Обе девочки тихонько прошли в спальню.
— Ты у нас ночуешь? — спросил Гриша у Светлова.
— Да, Гриша, ночую.
— А доктор?
— И он также ночует.
— Я лягу, только не буду раздеваться, — заметил мальчик, подумав, и тоже проскользнул в спальню матери.
Минуты через две дети, все трое, вернулись в залу, объявили учителю, что «мама, кажется, спит», и дружески-трогательно простились с ним.
— Давно бы так! — мягко сказал Александр Васильич, провожая их до дверей, и видно было, как спокойно-ласковый тон его голоса ободрил детские лица.

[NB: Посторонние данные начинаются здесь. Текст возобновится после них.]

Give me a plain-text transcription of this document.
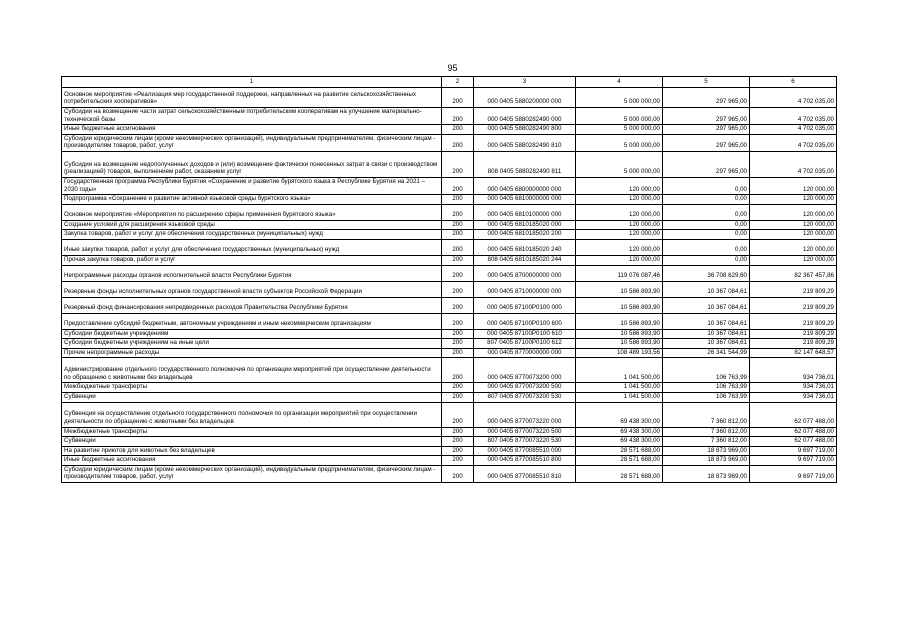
95
1	2	3	4	5	6
Основное мероприятие «Реализация мер государственной поддержки, направленных на развитие сельскохозяйственных потребительских кооперативов»	200	000 0405 5880200000 000	5 000 000,00	297 965,00	4 702 035,00
Субсидии на возмещение части затрат сельскохозяйственным потребительским кооперативам на улучшение материально-технической базы	200	000 0405 5880282490 000	5 000 000,00	297 965,00	4 702 035,00
Иные бюджетные ассигнования	200	000 0405 5880282490 800	5 000 000,00	297 965,00	4 702 035,00
Субсидии юридическим лицам (кроме некоммерческих организаций), индивидуальным предпринимателям, физическим лицам - производителям товаров, работ, услуг	200	000 0405 5880282490 810	5 000 000,00	297 965,00	4 702 035,00
Субсидии на возмещение недополученных доходов и (или) возмещение фактически понесенных затрат в связи с производством (реализацией) товаров, выполнением работ, оказанием услуг	200	808 0405 5880282490 811	5 000 000,00	297 965,00	4 702 035,00
Государственная программа Республики Бурятия «Сохранение и развитие бурятского языка в Республике Бурятия на 2021 – 2030 годы»	200	000 0405 6800000000 000	120 000,00	0,00	120 000,00
Подпрограмма «Сохранение и развитие активной языковой среды бурятского языка»	200	000 0405 6810000000 000	120 000,00	0,00	120 000,00
Основное мероприятие «Мероприятия по расширению сферы применения бурятского языка»	200	000 0405 6810100000 000	120 000,00	0,00	120 000,00
Создание условий для расширения языковой среды	200	000 0405 6810185020 000	120 000,00	0,00	120 000,00
Закупка товаров, работ и услуг для обеспечения государственных (муниципальных) нужд	200	000 0405 6810185020 200	120 000,00	0,00	120 000,00
Иные закупки товаров, работ и услуг для обеспечения государственных (муниципальных) нужд	200	000 0405 6810185020 240	120 000,00	0,00	120 000,00
Прочая закупка товаров, работ и услуг	200	808 0405 6810185020 244	120 000,00	0,00	120 000,00
Непрограммные расходы органов исполнительной власти Республики Бурятия	200	000 0405 8700000000 000	119 076 087,46	36 708 629,60	82 367 457,86
Резервные фонды исполнительных органов государственной власти субъектов Российской Федерации	200	000 0405 8710000000 000	10 586 893,90	10 367 084,61	219 809,29
Резервный фонд финансирования непредвиденных расходов Правительства Республики Бурятия	200	000 0405 87100P0100 000	10 586 893,90	10 367 084,61	219 809,29
Предоставление субсидий бюджетным, автономным учреждениям и иным некоммерческим организациям	200	000 0405 87100P0100 600	10 586 893,90	10 367 084,61	219 809,29
Субсидии бюджетным учреждениям	200	000 0405 87100P0100 610	10 586 893,90	10 367 084,61	219 809,29
Субсидии бюджетным учреждениям на иные цели	200	807 0405 87100P0100 612	10 586 893,90	10 367 084,61	219 809,29
Прочие непрограммные расходы	200	000 0405 8770000000 000	108 489 193,56	26 341 544,99	82 147 648,57
Администрирование отдельного государственного полномочия по организации мероприятий при осуществлении деятельности по обращению с животными без владельцев	200	000 0405 8770073200 000	1 041 500,00	106 763,99	934 736,01
Межбюджетные трансферты	200	000 0405 8770073200 500	1 041 500,00	106 763,99	934 736,01
Субвенции	200	807 0405 8770073200 530	1 041 500,00	106 763,99	934 736,01
Субвенция на осуществление отдельного государственного полномочия по организации мероприятий при осуществлении деятельности по обращению с животными без владельцев	200	000 0405 8770073220 000	69 438 300,00	7 360 812,00	62 077 488,00
Межбюджетные трансферты	200	000 0405 8770073220 500	69 438 300,00	7 360 812,00	62 077 488,00
Субвенции	200	807 0405 8770073220 530	69 438 300,00	7 360 812,00	62 077 488,00
На развитие приютов для животных без владельцев	200	000 0405 8770085510 000	28 571 688,00	18 873 969,00	9 697 719,00
Иные бюджетные ассигнования	200	000 0405 8770085510 800	28 571 688,00	18 873 969,00	9 697 719,00
Субсидии юридическим лицам (кроме некоммерческих организаций), индивидуальным предпринимателям, физическим лицам - производителям товаров, работ, услуг	200	000 0405 8770085510 810	28 571 688,00	18 873 969,00	9 697 719,00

Спустя полчаса, Светлов спросил у вошедшей за чем-то в залу горничной спят ли дети? — и, получив в ответ: «Спят-с», — попросил ее закрыть осторожно двери у девочек и в комнате Гриши. Предосторожность эта оказалась весьма кстати, впрочем, только на некоторое время. Едва успела горничная исполнить поручение Александра Васильича, как из спальни Лизаветы Михайловны явственно донеслись до него сперва тяжелые стоны больной, потом какой-то неопределенный шум, и вслед за тем он услышал ее раздирающий душу крик:
— Пустите!.. Пустите меня к нему!!.
В дверях залы показалась Анюта с испуганным лицом.
— Идите скорее!.. — встревоженно поманила она рукой брата и скрылась.
Светлов вскочил и быстро, почти без шума последовал за ней; но на пороге спальни он остановился, весь побледнев: то, что бросилось ему там в глаза, было слишком неожиданно. Лизавета Михайловна — полураздетая, с разорванным воротом у рубашки, с полуобнаженной грудью и вообще в ужасном беспорядке одежды — металась на постели, стараясь вырваться из рук Ельникова и кусая их. Цвет ее лица при этом изменялся с неимоверной быстротой; оно то горело ярким румянцем, то покрывалось зловещей синеватой бледностью, то вдруг багровело. Выражение его сменялось так же быстро, нежность, гнев, отчаяние, ярость — чего только не отражалось на нем! — и все носило печать невыразимой муки. Анюта стояла у изголовья, бледная как полотно, растерянная, не смея коснуться больной.
Услыхав легкий шорох шагов Светлова, Ельников быстро повернул голову к двери и глазами указал товарищу, чтоб тот подошел.
— Пособи, пожалуйста, — шепнул он ему, — у тебя силы больше. Скажите, чтоб еще льду принесли, — шепотом же обратился доктор к Анюте.
Девушка, как тень, ускользнула из спальни.
Александр Васильич только теперь заметил, что голова больной покрыта чем-то вроде пузыря, а густой косы ее — как не бывало.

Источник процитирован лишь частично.